むずかしい。


『いきの構造』(1930)で知られる思想家の九鬼周造(1888−1941)は、ある寒い晩、京都四条通りの茶店に入り、給士の少女に「紅茶とビスケットをいただけますか?」と注文した。少女は「ビスケットってクッキーのことですか?」と訊いた。そこで九鬼は「クッキーなら貰わないからこちらからあげるよ。」とギャグをかました。しかし九鬼はギャグをかましつつも、内心グキッとした。なぜなら「ビスケット」という名称が「クッキー」という名称に取ってかわられた事に驚きを禁じえなかったからである。驚きは、九鬼の住んでいる古い世界と少女の住んでいる新しい世界との間隙がもたらした。九鬼周造はこれを「クキがクッキーでグキっとした」話として随筆の中で紹介している(「偶然の生んだ駄洒落」全集5所収)。もうひとつ同じ随筆の中で「アマノがアマゴとアナゴを間違えた」話をも紹介している。分かり易く会話形式に変えてみよう。

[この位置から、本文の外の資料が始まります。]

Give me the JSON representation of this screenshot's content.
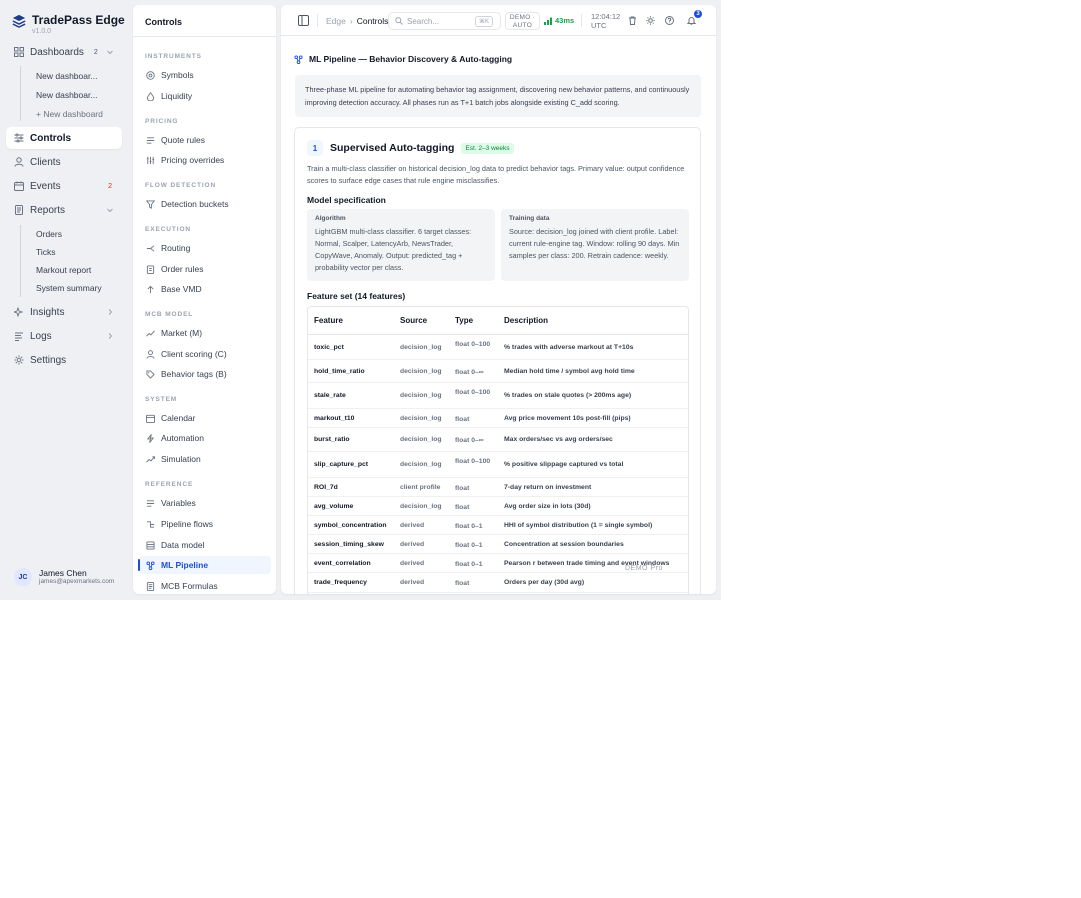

和辻哲郎「おい、アマノ、西田先生にアマゴでも食べに行きませんかと誘ってこい!」
アマノ「はい。」
・・・・・・・・
アマノ「先生、アナゴを食べに貴船にでも遠足に行きませんか?」
西田幾多郎「アナゴのような脂っこいものはいやだ。」
・・・・・・・・
和辻哲郎「どうだった?先生も来るってか?」
アマノ「西田先生はアナゴのような脂っこいものはいやだってよ。」
和辻哲郎「ばか、アナゴじゃなくて、アマゴだ。」
アマノ「(関東育ちのぼくはアナゴは知っているけど、アマゴは知らないよ・・・)」


注目すべきは、九鬼周造が二つの偶然の生んだ駄洒落を並置して、「クキがクッキーでグキッとした」とは言いやすいが「アマノがアマゴとアナゴを間違えた」と言おうとすると口が廻らないので多少の努力を要すると指摘していることである。そして、その原因として「前者は同一性に基づくものとして単に量的関係に還元され得る」のに反して、「後者は類似性の基礎に質的関係を予想しているためであろう」と分析している。

くだらない駄洒落にもそれなりの分析方法がある。しかし、九鬼周造が言うところの、ダジャラれた単語の寄せ集めとしての構文の<同一性/類似性>の差異は感覚的に捉えられるとしても、<量的関係/質的関係>の差異となると、どうも捉えがたい。アナロジカルに喩えれば、前者が「ロック」で後者が「ミニマルテクノ」になるだろうか。前者が「一回性の拍の強調」で後者が「反復的リズムの強調」?しかし、なぜ前者が「質」をもたらし後者が「量」をもたらすのか??<拍の一撃→拡散→量>のモードと<リズムの反復→収縮→質>のモードとの差異??むずかしいところだ。